Switch1 (port Fa0/1) <---> (port Fa0/1) Switch2 <---> 10 machines

The MAC addresses of the 10 machines are known to Switch1 and Switch2 also. Switch1 will report them as being behind its Fa0/1, and Switch2 will report them in their correct location. In this case, we ignore Switch1 and use the information from Switch2 because it has more details. Since we're monitoring both switches, we know what the internal MAC addresses of Switch2 are (via IF-MIB::ifPhysAddress and mib-2.17.4.3.1.3).

By combining this information, we can find out that port Fa0/1 of Switch1 has another monitored device behind it. For the sake of simplicity, we will assume that all monitored devices are connected using point-to-point links (with no hubs or other non-monitored devices between them). Now we can filter out all information about Fa0/1 of Switch1. This applies only to non-routed interfaces.

We store this information in a table by itself that says that MAC address X is in interface Y, where Y is an ifid that can be used to look up in the interfaces table and return the device and interface name/description.

Figure 1 is the complete database schema that is used to store this information. A table named "netdevs" contains all the devices we are going to scan. This table is filled and maintained by us. Its fields are: a device ID, the IP address, a name, the community, and a timestamp that indicates when we got data from this device (this can help to detect devices that are not reachable).

There is also a table named "interfaces", which holds the discovered interfaces of the network. Here we have a unique ID, the device ID indicating which device this interface corresponds to, the ifDescr, the ifAlias, and the ifType. There are also two timestamps, as follows:

ts: This timestamp indicates when this interface was last detected. This is used to expire interfaces. There are times when a device is not reachable or a network error occurs during the SNMP communication, so we don't want to remove interface entries the first time they are not detected. Using a timestamp, we can expire interfaces after a number of days.

last_had_netdev: This timestamp indicates when a monitored network device was last detected on this port. Just as with "ts", we want to hold a timestamp and not a simple flag, because the connected device may become unavailable. This kind of instability will lead to an incorrect network view, cause false alarms, and mess up the recorded history of the network.

Next, the "macs" table lists all the discovered MAC addresses of our network. For each entry, there is the interface where this MAC entry was last seen and a timstamp.

The "ips" table stores all discovered ARP entries (ip, mac) with a timestamp (ts), and the "subnets" table stores all discovered subnets. The "history" table is explained later.

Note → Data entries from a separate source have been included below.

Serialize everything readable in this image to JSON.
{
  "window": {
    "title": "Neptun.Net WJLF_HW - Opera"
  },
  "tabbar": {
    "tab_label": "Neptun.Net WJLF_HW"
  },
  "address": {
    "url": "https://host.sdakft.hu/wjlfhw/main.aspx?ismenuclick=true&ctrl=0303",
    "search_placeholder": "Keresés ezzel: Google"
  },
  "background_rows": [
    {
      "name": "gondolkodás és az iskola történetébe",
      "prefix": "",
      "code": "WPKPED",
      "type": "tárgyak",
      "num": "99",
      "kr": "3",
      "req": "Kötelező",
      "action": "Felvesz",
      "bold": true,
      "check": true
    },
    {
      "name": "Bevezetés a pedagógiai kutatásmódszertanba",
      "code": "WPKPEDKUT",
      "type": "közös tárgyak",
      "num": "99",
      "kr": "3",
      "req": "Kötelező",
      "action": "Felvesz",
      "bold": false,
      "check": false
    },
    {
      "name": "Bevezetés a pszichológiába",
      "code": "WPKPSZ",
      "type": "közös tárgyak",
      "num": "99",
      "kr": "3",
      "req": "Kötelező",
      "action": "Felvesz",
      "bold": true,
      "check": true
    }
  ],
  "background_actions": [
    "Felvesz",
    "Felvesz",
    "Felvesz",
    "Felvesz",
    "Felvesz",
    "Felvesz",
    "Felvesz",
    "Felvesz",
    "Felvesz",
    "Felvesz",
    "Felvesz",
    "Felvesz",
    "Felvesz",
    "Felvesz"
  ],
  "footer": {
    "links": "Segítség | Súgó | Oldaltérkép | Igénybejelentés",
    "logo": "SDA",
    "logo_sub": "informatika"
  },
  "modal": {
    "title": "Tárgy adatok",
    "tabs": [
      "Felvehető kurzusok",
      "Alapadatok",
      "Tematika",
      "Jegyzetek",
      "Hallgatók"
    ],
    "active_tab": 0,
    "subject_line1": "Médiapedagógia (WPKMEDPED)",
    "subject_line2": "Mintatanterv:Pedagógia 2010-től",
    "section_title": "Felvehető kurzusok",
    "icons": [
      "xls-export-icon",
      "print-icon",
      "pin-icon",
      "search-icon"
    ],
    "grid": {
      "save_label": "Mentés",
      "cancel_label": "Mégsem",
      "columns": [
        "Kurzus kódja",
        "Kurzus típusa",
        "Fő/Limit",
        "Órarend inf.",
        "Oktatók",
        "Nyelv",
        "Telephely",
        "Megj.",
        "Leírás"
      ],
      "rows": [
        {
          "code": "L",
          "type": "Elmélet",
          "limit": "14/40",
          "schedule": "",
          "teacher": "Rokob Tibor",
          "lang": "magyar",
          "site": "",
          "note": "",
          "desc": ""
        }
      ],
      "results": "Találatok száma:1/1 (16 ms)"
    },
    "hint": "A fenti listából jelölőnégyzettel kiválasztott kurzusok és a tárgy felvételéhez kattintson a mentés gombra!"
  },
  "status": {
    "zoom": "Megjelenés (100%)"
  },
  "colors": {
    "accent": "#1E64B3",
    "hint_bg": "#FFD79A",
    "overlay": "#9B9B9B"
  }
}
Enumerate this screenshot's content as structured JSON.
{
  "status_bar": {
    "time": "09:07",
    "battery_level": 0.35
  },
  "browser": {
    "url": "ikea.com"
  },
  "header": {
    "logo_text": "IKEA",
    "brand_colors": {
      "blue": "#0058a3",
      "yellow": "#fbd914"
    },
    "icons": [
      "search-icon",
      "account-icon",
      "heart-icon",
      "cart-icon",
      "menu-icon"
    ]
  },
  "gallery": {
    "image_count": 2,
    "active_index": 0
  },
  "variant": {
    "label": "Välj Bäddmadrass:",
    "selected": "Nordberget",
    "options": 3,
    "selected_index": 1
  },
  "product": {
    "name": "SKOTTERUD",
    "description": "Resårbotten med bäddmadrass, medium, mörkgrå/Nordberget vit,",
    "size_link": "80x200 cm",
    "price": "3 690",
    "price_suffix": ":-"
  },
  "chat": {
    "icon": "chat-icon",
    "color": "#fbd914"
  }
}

All tables except "netdevs" have a "flags" field, which is used to store various flags. There are also some fields named "shortdesc", "comments", or "description", which hold user notes and names.

Combining the Information

Now we can combine the collected data and see that IP address I is being used by MAC address M, which is being served by interface F. This information by itself is a great boost in our administration efforts. We can now view all our monitored devices and see which IP address and MAC addresses are on each interface (Figure 2). We can also find out who owns MAC address M and where that user is located (Figure 3).

Next, we need to store the history of our network. We create a table that holds IP:MAC:Interface pairs and a timestamp for each one. Every time we collect data, we update this table by inserting new entries and updating the timestamp of existing ones. This way we can easily find out which IP addresses were used by MAC address M in the past or which MAC addresses used IP address I (Figure 4). We can also locate duplicate IPs (Figure 5).

Creating Rules

We want to implement a schema that can hold the policy of our network. We do this by populating the collected data with more information (descriptions, notes, flags) and creating three more tables to hold the IP-MAC, IP-Interface, and MAC-Interface associations. Those are enough for all the six types of rules that were described.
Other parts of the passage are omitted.